L’Observatoire français des drogues et des tendances addictives (OFDT) souligne depuis plusieurs années que les usages de stupéfiants se développent dans les espaces ruraux et périurbains, avec des marchés désormais bien implantés. Cocaïne, cannabis, médicaments détournés ou héroïne circulent désormais « aussi facilement qu’en ville », comme le rapporte Reporterre.
Et en milieu rural, les structures spécialisées sont rares, parfois inexistantes. Les centres de soins, d’accompagnement et de prévention en addictologie se concentrent majoritairement dans les grandes agglomérations. Pour consulter, certains patients doivent parcourir des dizaines de kilomètres, sans transports publics adaptés. Ajoutons à cela la désertification médicale qui frappe déjà les campagnes françaises. Selon plusieurs études relayées par les associations d’élus ruraux, une partie importante du territoire manque de médecins généralistes, de psychiatres et de professionnels spécialisés dans les addictions. Résultat, des consommateurs restent seuls face à leurs dépendances, souvent dans un environnement où l’isolement social et la précarité aggravent les situations. Le décor est planté.
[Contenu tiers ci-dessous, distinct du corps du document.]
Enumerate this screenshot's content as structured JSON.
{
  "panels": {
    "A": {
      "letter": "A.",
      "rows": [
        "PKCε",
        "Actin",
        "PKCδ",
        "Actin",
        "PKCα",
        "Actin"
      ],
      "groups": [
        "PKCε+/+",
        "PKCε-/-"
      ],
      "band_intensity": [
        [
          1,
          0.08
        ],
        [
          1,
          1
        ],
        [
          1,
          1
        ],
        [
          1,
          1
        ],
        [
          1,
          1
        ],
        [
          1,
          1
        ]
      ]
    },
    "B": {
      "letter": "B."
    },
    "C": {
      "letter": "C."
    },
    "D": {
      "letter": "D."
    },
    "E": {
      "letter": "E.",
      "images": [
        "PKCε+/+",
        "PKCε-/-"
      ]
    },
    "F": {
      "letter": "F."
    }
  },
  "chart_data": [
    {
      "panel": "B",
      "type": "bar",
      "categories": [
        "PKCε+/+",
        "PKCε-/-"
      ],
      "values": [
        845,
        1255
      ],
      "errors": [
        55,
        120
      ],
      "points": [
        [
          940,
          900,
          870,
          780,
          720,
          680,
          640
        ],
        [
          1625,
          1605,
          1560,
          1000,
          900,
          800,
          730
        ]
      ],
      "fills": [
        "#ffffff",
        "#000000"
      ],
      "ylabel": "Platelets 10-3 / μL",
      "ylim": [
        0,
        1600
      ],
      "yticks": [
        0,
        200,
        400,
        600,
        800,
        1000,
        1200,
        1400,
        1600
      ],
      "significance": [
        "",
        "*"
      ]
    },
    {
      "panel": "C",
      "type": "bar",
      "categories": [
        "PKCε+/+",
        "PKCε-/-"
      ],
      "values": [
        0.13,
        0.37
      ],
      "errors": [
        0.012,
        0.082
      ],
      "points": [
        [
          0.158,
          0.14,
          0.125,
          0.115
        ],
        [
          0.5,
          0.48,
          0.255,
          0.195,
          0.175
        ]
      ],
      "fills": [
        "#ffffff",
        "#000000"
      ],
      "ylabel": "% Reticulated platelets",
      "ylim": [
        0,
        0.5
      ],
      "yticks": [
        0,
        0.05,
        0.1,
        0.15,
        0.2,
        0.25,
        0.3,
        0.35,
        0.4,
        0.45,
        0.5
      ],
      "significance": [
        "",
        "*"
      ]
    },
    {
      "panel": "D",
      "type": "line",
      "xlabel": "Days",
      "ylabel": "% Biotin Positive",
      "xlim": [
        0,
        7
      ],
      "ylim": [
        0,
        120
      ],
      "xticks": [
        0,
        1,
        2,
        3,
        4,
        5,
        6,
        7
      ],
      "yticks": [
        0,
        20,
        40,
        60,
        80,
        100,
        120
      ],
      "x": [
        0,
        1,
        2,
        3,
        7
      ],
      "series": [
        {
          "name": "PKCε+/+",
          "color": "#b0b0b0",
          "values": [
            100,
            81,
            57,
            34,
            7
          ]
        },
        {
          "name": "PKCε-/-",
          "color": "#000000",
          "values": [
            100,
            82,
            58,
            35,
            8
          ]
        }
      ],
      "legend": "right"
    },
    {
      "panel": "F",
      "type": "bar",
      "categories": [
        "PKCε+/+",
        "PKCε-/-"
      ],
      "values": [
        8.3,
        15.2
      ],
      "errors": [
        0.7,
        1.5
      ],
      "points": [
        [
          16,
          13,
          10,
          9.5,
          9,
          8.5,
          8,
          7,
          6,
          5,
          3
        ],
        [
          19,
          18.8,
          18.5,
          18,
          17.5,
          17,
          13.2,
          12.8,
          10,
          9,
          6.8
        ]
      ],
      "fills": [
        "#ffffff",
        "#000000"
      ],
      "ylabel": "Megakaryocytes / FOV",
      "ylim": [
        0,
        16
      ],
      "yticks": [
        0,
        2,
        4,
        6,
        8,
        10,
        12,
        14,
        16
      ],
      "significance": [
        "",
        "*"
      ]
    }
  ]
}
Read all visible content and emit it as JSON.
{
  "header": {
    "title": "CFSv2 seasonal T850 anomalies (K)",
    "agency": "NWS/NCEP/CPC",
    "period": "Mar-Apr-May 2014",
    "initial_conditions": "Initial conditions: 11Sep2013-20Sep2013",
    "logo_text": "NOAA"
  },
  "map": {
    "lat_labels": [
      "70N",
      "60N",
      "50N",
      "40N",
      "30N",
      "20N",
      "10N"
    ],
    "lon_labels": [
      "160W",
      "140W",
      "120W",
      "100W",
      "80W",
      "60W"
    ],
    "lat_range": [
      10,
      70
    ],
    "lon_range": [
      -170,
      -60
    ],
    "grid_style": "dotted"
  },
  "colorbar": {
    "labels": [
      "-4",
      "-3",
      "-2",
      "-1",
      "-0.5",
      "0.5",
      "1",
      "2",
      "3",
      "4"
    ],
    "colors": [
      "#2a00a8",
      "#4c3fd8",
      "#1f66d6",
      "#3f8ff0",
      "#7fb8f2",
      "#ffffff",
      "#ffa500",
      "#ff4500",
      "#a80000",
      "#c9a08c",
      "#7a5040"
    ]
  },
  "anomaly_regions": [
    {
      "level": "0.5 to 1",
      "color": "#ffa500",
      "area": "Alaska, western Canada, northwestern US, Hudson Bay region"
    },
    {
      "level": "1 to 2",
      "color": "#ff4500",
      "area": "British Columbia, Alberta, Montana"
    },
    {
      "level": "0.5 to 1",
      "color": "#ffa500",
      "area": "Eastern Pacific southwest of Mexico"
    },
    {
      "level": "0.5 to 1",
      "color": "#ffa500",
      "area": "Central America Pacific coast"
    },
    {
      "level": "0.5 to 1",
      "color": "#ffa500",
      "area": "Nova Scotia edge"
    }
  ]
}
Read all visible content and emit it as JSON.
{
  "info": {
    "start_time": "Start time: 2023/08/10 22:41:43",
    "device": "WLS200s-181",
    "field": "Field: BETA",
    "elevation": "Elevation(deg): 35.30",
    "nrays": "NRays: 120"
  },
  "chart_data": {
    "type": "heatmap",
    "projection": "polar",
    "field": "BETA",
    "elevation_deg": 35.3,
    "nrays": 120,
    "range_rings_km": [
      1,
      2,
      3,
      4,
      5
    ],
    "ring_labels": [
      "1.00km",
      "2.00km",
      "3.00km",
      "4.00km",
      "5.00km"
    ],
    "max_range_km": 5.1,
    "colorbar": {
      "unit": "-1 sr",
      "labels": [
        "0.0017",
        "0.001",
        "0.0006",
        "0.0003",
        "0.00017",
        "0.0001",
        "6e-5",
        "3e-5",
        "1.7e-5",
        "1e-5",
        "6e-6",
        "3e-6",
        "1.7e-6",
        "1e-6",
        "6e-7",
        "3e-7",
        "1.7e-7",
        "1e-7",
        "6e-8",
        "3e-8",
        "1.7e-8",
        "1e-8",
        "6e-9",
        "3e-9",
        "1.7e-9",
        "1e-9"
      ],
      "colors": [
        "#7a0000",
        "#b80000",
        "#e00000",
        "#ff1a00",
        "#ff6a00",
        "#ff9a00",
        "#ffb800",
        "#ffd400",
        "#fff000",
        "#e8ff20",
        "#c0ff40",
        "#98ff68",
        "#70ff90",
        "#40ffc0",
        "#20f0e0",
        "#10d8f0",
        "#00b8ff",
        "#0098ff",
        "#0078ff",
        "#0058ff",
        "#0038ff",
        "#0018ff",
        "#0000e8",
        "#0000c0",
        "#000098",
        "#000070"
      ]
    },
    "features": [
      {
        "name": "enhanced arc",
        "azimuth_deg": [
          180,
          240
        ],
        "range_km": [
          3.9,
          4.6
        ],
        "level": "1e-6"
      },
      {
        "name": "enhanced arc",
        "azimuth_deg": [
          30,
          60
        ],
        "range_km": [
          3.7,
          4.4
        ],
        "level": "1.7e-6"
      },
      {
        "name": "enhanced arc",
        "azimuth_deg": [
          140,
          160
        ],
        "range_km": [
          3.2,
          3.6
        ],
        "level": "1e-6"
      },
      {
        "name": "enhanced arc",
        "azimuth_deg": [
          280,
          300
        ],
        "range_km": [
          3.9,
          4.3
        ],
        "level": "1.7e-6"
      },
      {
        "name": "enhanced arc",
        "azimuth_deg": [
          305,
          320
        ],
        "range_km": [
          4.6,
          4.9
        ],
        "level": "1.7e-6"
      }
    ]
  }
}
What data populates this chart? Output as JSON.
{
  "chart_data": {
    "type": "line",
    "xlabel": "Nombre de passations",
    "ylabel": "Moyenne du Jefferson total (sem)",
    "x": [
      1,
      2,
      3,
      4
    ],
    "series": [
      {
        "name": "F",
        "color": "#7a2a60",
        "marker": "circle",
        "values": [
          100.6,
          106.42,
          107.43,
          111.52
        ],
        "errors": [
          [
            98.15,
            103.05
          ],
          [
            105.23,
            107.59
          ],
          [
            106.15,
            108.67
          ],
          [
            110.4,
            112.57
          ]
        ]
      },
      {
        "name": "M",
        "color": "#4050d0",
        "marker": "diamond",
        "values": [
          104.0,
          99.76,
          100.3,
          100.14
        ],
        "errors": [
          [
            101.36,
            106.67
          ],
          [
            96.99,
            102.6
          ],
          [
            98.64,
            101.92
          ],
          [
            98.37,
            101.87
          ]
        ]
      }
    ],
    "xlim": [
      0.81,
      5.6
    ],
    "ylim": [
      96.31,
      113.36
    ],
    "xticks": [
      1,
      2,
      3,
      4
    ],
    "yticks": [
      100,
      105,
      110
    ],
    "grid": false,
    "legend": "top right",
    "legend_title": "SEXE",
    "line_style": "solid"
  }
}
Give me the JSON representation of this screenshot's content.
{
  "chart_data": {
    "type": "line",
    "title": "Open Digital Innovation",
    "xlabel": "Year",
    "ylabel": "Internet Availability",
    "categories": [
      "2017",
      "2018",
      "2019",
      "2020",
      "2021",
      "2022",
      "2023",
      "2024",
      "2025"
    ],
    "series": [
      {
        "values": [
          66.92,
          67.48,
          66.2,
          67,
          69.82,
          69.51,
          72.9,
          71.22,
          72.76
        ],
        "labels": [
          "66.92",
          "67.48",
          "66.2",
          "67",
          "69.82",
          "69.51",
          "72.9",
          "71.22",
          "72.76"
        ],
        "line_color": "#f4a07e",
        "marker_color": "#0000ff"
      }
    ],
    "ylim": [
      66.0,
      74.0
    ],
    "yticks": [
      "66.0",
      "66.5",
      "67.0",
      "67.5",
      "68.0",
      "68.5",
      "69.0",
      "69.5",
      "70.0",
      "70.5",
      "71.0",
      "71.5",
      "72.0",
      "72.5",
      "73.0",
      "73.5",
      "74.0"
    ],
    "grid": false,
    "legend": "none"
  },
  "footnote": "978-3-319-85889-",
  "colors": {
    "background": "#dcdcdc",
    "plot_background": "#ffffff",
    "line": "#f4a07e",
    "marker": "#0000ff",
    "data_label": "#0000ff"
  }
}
Par ailleurs, en campagne, l’usage se fait plus discret. Les consommations se déroulent loin des regards. Pas de scènes ouvertes comme dans certains centres urbains, mais des prises isolées, à domicile, dans des voitures ou lors de fêtes privées. Une discrétion qui entretient l’idée trompeuse d’une campagne préservée, et avec elle l’absence d’attention qu’on devrait lui porter.
Les professionnels de santé décrivent pourtant des situations de plus en plus lourdes. Les addictions touchent des profils variés : jeunes ruraux, travailleurs précaires, agriculteurs confrontés à des difficultés économiques, mais aussi néoruraux venus chercher un mode de vie alternatif. Les dispositifs de réduction des risques restent insuffisants. Certaines régions manquent totalement de structures mobiles ou de permanences adaptées. Les associations réclament davantage d’équipes itinérantes, capables d’aller directement vers les usagers plutôt que d’attendre leur venue dans des centres éloignés.